Rubens Montardo Junior
Ciro de Quadros, herói brasileiro
No momento em que ainda se discute no Brasil a eficiência ou não de vacinas e os discursos negacionistas ganham força, com destacada e nefasta atuação do mandatório-mor e alguns bajuladores, quero destacar a atuação edificante de um ilustre e "esquecido" brasileiro em favor da ciência, da vida e da saúde pública. Trata-se do médico epidemiologista Ciro Carlos Araújo de Quadros, nascido em Rio Pardo (RS) em 30 de janeiro de 1940, e que faleceu em Washington (EUA), aos 74 anos de idade, em 28 de maio de 2014. Ciro fez seus estudos primários na cidade natal. Ingressou na Escola Católica de Medicina da Santa Casa da Misericórdia de Porto Alegre, em 1961. Durante a graduação, teve contato com doenças causadas pela pobreza, o que despertou seu interesse pela epidemiologia.
Ao se formar, foi para o Rio de Janeiro sendo contratado pela Fundação SESP para trabalhar em Pernambuco e no Pará. Em 1967, em Altamira (PA), Ciro e três funcionários vacinaram os 5 mil habitantes da cidade, demonstrando seu ímpeto pelas imunizações, o que viria a ser reafirmado por toda sua vida. Em 1968, obteve o título de Mestre em Saúde Pública pela Escola Nacional de Saúde Pública (RJ). Após, trabalhou na Campanha de Erradicação da Varíola no Paraná, onde utilizou, com êxito, a estratégia de "vigilância e bloqueio" da varíola e, em menos de um ano, o Paraná ficou livre da virose. Convém destacar que a estratégia oficial da Campanha era a vacinação em massa, muito mais trabalhosa e onerosa. Nesse período, o diretor mundial da campanha contra a varíola, Donald Henderson, visitou o Brasil e foi conhecer a experiência do Paraná.
Algum tempo depois, Ciro foi convidado por Donald Henderson para trabalhar na campanha da varíola na Etiópia (1970) e lá permaneceu por oito anos. Ao sair da Etiópia, foi para Genebra participar da organização mundial do Programa Ampliado de Imunizações (PAI) e depois trabalhou na OPAS, em Washington. Estruturou o PAI e foi o diretor da Divisão de Vacinas e Imunizações, com a responsabilidade de assessorar os países-membros da entidade na implementação de políticas e estratégias de vacinação.

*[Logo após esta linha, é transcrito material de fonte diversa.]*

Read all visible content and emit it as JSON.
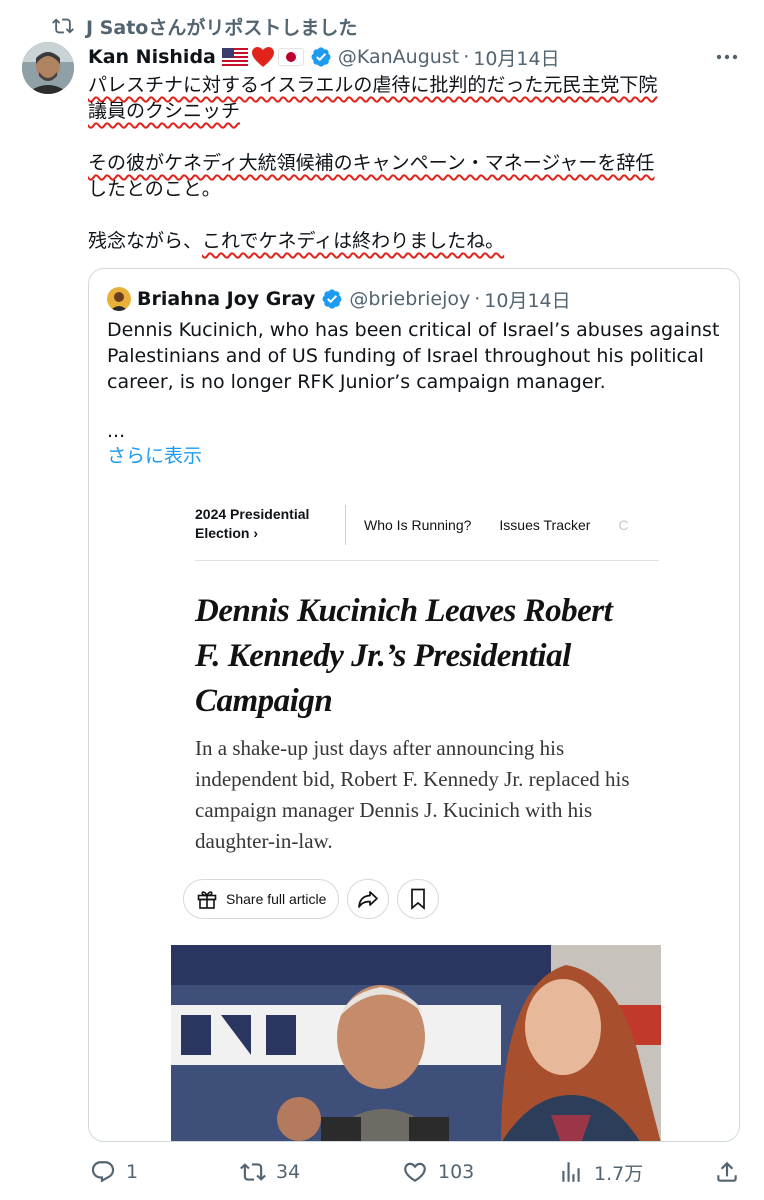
{
  "repost": {
    "text": "J Satoさんがリポストしました",
    "icon": "repost-icon"
  },
  "tweet": {
    "author_name": "Kan Nishida",
    "author_emoji": [
      "flag-us",
      "red-heart",
      "flag-jp"
    ],
    "verified": true,
    "handle": "@KanAugust",
    "separator": "·",
    "date": "10月14日",
    "lines": {
      "p1a": "パレスチナに対するイスラエルの虐待に批判的だった元民主党下院",
      "p1b": "議員のクシニッチ",
      "p2a": "その彼がケネディ大統領候補のキャンペーン・マネージャーを辞任",
      "p2b": "したとのこと。",
      "p3_prefix": "残念ながら、",
      "p3_underlined": "これでケネディは終わりましたね。"
    }
  },
  "quote": {
    "author_name": "Briahna Joy Gray",
    "verified": true,
    "handle": "@briebriejoy",
    "separator": "·",
    "date": "10月14日",
    "text": "Dennis Kucinich, who has been critical of Israel’s abuses against Palestinians and of US funding of Israel throughout his political career, is no longer RFK Junior’s campaign manager.",
    "ellipsis": "...",
    "show_more": "さらに表示",
    "article": {
      "election_label_1": "2024 Presidential",
      "election_label_2": "Election ›",
      "nav_items": [
        "Who Is Running?",
        "Issues Tracker",
        "C"
      ],
      "headline": "Dennis Kucinich Leaves Robert F. Kennedy Jr.’s Presidential Campaign",
      "summary": "In a shake-up just days after announcing his independent bid, Robert F. Kennedy Jr. replaced his campaign manager Dennis J. Kucinich with his daughter-in-law.",
      "share_label": "Share full article"
    }
  },
  "stats": {
    "replies": "1",
    "reposts": "34",
    "likes": "103",
    "views": "1.7万"
  },
  "colors": {
    "accent": "#1d9bf0",
    "muted": "#536471",
    "underline": "#e0241b",
    "border": "#cfd9de"
  }
}
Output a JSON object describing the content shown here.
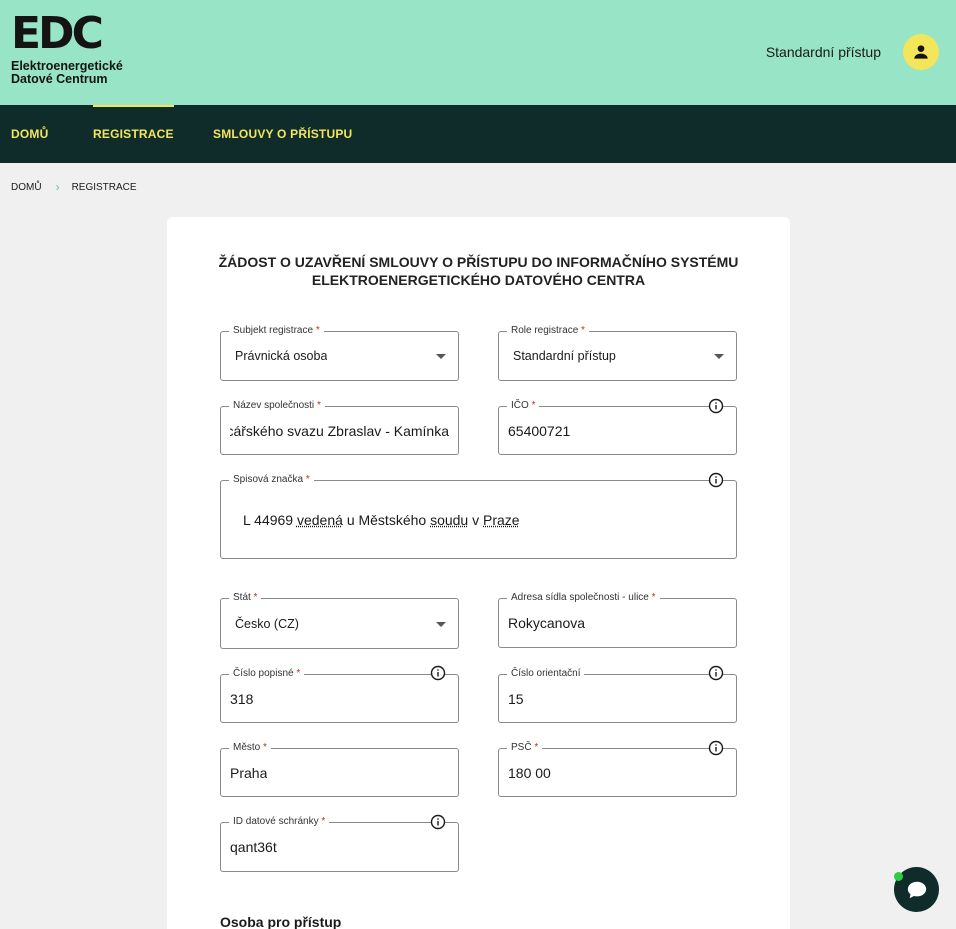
{
  "header": {
    "logo_mark": "EDC",
    "logo_line1": "Elektroenergetické",
    "logo_line2": "Datové Centrum",
    "user_role": "Standardní přístup",
    "avatar_icon": "person-icon"
  },
  "nav": {
    "items": [
      {
        "label": "DOMŮ",
        "active": false
      },
      {
        "label": "REGISTRACE",
        "active": true
      },
      {
        "label": "SMLOUVY O PŘÍSTUPU",
        "active": false
      }
    ]
  },
  "breadcrumb": {
    "home": "DOMŮ",
    "current": "REGISTRACE"
  },
  "form": {
    "title": "ŽÁDOST O UZAVŘENÍ SMLOUVY O PŘÍSTUPU DO INFORMAČNÍHO SYSTÉMU ELEKTROENERGETICKÉHO DATOVÉHO CENTRA",
    "required_mark": "*",
    "subject": {
      "label": "Subjekt registrace",
      "value": "Právnická osoba"
    },
    "role": {
      "label": "Role registrace",
      "value": "Standardní přístup"
    },
    "company_name": {
      "label": "Název společnosti",
      "value": "cářského svazu Zbraslav - Kamínka"
    },
    "ico": {
      "label": "IČO",
      "value": "65400721"
    },
    "file_mark": {
      "label": "Spisová značka",
      "words": [
        "L 44969",
        "vedená",
        "u Městského",
        "soudu",
        "v",
        "Praze"
      ]
    },
    "country": {
      "label": "Stát",
      "value": "Česko (CZ)"
    },
    "street": {
      "label": "Adresa sídla společnosti - ulice",
      "value": "Rokycanova"
    },
    "house_number": {
      "label": "Číslo popisné",
      "value": "318"
    },
    "orientation_number": {
      "label": "Číslo orientační",
      "value": "15"
    },
    "city": {
      "label": "Město",
      "value": "Praha"
    },
    "zip": {
      "label": "PSČ",
      "value": "180 00"
    },
    "databox": {
      "label": "ID datové schránky",
      "value": "qant36t"
    },
    "section_access_person": "Osoba pro přístup"
  },
  "chat": {
    "icon": "chat-bubble-icon",
    "status_color": "#2ecc40"
  }
}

Liderou os esforços para a erradicação da poliomielite do continente americano por meio de um comitê. Desligou-se da OPAS em 2002 e assumiu a direção do Programa Internacional de Vacinas do Instituto Sabin. Em 1986, Ciro idealizou, organizou e liderou a execução do Programa de Erradicação do Poliovírus Selvagem na América Latina e no Caribe. O último caso de pólio por vírus selvagem nas Américas foi diagnosticado no Peru, em 1991. Ainda, em 2002, comandou os esforços para interromper a transmissão do sarampo e da rubéola nas Américas. Após se aposentar da OPAS, em 2002, assumiu o cargo de vice-presidente executivo do Instituto de Vacinas Sabin, onde permaneceu até seu falecimento. Nesse Instituto desenvolveu atividades para aumentar a imunização contra pneumonia, diarreia por rotavírus e febre tifoide em países com baixas coberturas vacinais, objetivando reduzir o impacto causado por essas doenças. Participou na preparação do Plano de Ação Global de Vacinas, evitando milhões de mortes, através de vacinações em todas as comunidades.
Este Plano foi endossado por 194 países membros da Assembleia da OMS, em maio de 2012. Não há dúvida de que todos esses esforços gigantescos salvaram milhares de vidas e evitaram sofrimentos desnecessários e de sequelas em muitas pessoas. No campo das vacinações na América Latina, Ciro foi seguramente o vulto mais eminente depois de Oswaldo Cruz. No setor Saúde, foi o brasileiro mais premiado em todos os tempos pelo mundo afora, sendo um luminar excepcional da saúde pública, em âmbito global. Apenas cinco semanas antes de sua morte, em 25 de abril, ele recebeu da OPAS o título de "Herói da Saúde Pública das Américas", a maior premiação da organização, "em reconhecimento à sua extraordinária liderança na área". Ciro deixou viúva a senhora Suzana de Quadros; e, ainda, duas filhas, Julia e Cristina; e dois enteados, Marcelo e Álvaro Boggio; e uma grandiosa contribuição para humanidade.